My writing sample wandered around town for five years and it generated a number of opportunities for which I am truly grateful. But even though it got me jobs, I was still unable to get it made. It made me miserable and I in turn made everyone I talked to about it almost as miserable -- this is what is called a "passion project."

Steven Soderbergh, who hired me to write something else after having read my writing sample, told me he would help me get the movie made. We wrested it away from the people who had first paid me to write it and took it to United Artists, where the movie seemed to find a home -- only to have that home purchased by Sony, which had little interest in making a dark, twisted tale about loose nukes in post-Perestroika Russia. We took it to other places...all of the other places. Months of "maybe" turned into years of doubt. Finally, I found myself at HBO talking to an executive who was familiar with my writing sample, and who said that maybe they would make it. Two weeks later he left HBO for Sony and the executive he entrusted it to also left before the movie was finished. But he gave the script to Colin Callender, who has built a brand at HBO by turning the "unmakeable" into entertainment.
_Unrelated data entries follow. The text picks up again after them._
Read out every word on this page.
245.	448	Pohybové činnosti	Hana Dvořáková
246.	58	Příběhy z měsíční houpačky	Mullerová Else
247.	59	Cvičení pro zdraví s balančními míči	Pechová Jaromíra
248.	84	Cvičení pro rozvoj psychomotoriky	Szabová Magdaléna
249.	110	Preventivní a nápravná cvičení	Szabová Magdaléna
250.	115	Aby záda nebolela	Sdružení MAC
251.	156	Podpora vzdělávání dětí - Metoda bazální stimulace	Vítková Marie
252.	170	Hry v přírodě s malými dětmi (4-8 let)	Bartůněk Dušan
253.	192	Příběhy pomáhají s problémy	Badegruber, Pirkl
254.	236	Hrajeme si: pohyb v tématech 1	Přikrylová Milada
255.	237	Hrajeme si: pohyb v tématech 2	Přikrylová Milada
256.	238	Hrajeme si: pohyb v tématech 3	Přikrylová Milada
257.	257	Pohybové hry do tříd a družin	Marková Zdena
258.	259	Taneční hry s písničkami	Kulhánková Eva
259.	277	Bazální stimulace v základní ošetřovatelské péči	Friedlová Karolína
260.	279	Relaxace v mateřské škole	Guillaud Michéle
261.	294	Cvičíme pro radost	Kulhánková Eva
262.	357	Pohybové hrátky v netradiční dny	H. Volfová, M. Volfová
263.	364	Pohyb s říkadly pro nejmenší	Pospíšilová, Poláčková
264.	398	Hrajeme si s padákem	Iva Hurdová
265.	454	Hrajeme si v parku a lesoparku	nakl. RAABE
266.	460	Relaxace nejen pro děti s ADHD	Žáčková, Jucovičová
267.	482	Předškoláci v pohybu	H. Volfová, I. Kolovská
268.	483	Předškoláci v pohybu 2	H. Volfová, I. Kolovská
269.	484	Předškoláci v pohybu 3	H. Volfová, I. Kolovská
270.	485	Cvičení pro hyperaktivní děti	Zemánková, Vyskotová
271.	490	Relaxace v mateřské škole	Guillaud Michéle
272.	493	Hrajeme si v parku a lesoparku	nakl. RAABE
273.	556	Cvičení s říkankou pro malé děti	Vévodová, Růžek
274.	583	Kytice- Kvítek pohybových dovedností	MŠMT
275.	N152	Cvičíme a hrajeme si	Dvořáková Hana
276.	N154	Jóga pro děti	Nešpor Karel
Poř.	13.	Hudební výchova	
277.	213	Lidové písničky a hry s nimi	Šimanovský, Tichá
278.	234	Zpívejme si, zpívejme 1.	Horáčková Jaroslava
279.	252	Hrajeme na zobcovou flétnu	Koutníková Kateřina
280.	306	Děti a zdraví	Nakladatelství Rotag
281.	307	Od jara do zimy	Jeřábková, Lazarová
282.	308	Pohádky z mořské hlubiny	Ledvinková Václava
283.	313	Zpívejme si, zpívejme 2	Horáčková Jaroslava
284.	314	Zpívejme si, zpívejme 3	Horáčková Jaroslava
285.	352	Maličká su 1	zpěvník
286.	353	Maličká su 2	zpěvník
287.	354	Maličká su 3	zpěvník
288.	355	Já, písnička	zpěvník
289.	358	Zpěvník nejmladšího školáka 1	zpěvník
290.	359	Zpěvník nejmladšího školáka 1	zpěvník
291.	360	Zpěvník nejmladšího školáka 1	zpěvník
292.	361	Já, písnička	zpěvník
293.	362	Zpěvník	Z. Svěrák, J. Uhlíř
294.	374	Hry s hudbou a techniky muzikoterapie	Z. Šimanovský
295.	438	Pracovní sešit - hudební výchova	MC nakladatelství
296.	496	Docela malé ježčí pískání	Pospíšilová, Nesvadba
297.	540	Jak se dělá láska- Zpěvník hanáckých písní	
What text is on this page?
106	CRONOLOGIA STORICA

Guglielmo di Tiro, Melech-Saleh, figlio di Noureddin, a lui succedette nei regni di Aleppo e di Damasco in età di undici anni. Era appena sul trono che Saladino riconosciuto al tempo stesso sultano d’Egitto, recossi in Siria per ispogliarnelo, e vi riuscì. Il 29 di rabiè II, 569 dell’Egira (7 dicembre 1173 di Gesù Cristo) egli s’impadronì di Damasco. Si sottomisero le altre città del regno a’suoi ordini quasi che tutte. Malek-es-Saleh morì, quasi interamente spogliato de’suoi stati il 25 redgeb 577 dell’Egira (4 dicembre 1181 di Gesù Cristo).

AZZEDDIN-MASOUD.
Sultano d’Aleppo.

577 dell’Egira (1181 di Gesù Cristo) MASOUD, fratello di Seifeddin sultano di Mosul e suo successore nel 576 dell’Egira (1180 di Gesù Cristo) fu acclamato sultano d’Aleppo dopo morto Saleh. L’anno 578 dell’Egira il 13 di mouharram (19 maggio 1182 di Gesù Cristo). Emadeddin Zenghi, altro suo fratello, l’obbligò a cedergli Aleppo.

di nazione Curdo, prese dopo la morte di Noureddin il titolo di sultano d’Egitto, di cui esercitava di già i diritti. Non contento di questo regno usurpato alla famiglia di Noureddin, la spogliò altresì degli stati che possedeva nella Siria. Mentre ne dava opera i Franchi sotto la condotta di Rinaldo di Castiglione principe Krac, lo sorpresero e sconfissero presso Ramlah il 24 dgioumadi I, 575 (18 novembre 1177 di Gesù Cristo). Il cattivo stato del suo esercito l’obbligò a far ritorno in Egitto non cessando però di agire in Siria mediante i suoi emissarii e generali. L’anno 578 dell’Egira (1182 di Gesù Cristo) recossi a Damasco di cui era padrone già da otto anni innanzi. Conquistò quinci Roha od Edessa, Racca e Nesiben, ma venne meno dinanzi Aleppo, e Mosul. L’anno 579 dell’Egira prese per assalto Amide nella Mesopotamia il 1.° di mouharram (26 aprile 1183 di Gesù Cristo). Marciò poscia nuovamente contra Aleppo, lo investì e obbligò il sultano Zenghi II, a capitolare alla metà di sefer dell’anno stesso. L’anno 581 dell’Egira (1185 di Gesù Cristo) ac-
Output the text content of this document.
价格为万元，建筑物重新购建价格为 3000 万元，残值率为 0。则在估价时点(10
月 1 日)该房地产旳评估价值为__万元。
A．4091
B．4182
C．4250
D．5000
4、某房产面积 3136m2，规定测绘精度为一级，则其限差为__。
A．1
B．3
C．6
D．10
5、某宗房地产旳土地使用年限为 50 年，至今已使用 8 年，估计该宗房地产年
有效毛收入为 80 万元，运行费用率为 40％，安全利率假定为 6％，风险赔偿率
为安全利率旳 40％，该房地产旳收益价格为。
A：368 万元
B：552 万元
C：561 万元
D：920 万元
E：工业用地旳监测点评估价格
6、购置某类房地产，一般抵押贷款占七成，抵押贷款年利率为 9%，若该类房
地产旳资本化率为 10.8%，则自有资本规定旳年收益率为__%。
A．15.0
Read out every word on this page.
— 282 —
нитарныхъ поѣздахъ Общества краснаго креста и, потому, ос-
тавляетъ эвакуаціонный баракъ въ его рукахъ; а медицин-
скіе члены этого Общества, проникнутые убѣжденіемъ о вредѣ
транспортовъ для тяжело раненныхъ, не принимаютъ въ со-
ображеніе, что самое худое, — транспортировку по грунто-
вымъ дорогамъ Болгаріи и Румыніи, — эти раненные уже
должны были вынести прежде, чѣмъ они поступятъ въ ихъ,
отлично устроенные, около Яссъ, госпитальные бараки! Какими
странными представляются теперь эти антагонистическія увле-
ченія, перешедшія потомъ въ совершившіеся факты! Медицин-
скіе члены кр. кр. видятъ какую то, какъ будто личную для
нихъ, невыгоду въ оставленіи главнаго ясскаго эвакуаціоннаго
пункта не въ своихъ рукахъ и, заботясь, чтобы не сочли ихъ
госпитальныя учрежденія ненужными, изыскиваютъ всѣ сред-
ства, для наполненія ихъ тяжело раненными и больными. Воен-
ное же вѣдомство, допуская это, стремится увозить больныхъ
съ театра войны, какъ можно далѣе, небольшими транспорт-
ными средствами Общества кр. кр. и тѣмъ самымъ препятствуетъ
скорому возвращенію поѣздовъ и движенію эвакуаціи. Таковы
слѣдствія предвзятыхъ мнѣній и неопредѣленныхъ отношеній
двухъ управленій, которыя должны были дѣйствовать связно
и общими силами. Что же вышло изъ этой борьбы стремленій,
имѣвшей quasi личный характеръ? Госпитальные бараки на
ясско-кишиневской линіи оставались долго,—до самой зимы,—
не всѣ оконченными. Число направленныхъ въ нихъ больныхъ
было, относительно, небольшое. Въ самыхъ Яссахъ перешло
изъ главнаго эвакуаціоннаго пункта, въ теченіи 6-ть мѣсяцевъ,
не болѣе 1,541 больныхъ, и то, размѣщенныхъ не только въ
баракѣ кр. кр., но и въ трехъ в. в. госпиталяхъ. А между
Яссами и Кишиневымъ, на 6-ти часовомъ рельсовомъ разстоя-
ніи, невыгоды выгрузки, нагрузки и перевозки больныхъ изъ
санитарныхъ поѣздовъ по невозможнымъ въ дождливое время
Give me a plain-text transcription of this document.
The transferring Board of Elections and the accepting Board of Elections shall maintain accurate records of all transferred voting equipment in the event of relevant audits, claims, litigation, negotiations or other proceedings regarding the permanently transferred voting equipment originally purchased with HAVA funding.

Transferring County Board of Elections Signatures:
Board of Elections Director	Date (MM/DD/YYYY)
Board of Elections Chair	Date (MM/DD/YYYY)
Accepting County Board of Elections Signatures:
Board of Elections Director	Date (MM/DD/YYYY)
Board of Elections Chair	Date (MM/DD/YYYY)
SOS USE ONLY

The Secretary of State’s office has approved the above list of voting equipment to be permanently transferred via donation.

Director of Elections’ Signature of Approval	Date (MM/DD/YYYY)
Colin teamed with another one of the writing sample's fans -- Charlie Lyons of Beacon Films, to finance the movie. We did not have a big budget, or famous actors and we were not subject to the commercial imperatives of a theatrical release. Instead we went to Romania and Moscow and tried to bring to life a story that we believed ought to do more than just get me hired to write other stories. I am so very grateful to all my collaborators -- those who are credited in the film and those gave me credit for my persistence.

If the film exists now as a cautionary tale of what the Cold War has left behind, I hope that for those of you seven years into your own passion projects it will also function as a primer on not giving up. Perhaps the only thing worse than a movie taking seven years to get made is giving up after six and giving yourself over to the dispassionate act of writing what we have all already seen.

In a world where, as Yeats said, "the best lack all conviction, while the worst are full of passionate intensity," seven years is sometime what it takes to get to Romania and back.